Waters: Well I’m just beginning at the beginning. We have to teach these values to every child who lives in this country. Of course, we need to simultaneously address institutional cooking and corner stores, but I’m betting that when children are brought up in this way, they will not only teach their parents, but when they grow up, they’ll decide to spend their money differently. I see it happening already. So it seems to me you have to begin in the public school system – our last truly democratic institution. We all go there. And if you can touch each child at an early age, you can change what they eat.

Feeney: Do you really think our entire public school system can change, or will we just have these isolated, wonderful little schools that only serve a select few?
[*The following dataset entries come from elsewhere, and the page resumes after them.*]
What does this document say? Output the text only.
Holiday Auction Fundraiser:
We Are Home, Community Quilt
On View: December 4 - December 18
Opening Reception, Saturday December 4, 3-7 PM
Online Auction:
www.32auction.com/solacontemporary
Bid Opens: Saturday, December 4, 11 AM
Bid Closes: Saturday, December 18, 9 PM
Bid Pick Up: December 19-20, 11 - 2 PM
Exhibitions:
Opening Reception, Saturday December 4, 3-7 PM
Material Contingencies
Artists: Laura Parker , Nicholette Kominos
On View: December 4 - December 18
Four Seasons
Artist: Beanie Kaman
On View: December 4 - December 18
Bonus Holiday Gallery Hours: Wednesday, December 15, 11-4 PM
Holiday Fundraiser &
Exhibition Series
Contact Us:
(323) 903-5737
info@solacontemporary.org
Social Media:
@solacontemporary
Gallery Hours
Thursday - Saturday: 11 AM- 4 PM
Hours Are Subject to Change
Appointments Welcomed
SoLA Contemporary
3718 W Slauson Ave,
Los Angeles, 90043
Waters: I believe that it can really change. I use the example of when President Kennedy helped make physical education part of the core curriculum at every school in this country. Now, the federal government didn’t spend money on that exactly, they just used all their agencies and all the power of the president to encourage schools to incorporate physical education and make it a subject that every child has to take and get graded on. We built gymnasiums and hired teachers and made it an every day activity. So I see eco-gastronomy coming into the public schools in that way. I’m looking to the people in this country who have deep powers of persuasion to make this the number one priority in the country. There are a lot of serious problems that push us in this direction: the environment, childhood hunger, our crumbling school system, the health of the nation. Everything is conspiring, and we need to find a delicious solution.

Right now, the cafeteria door is wide open.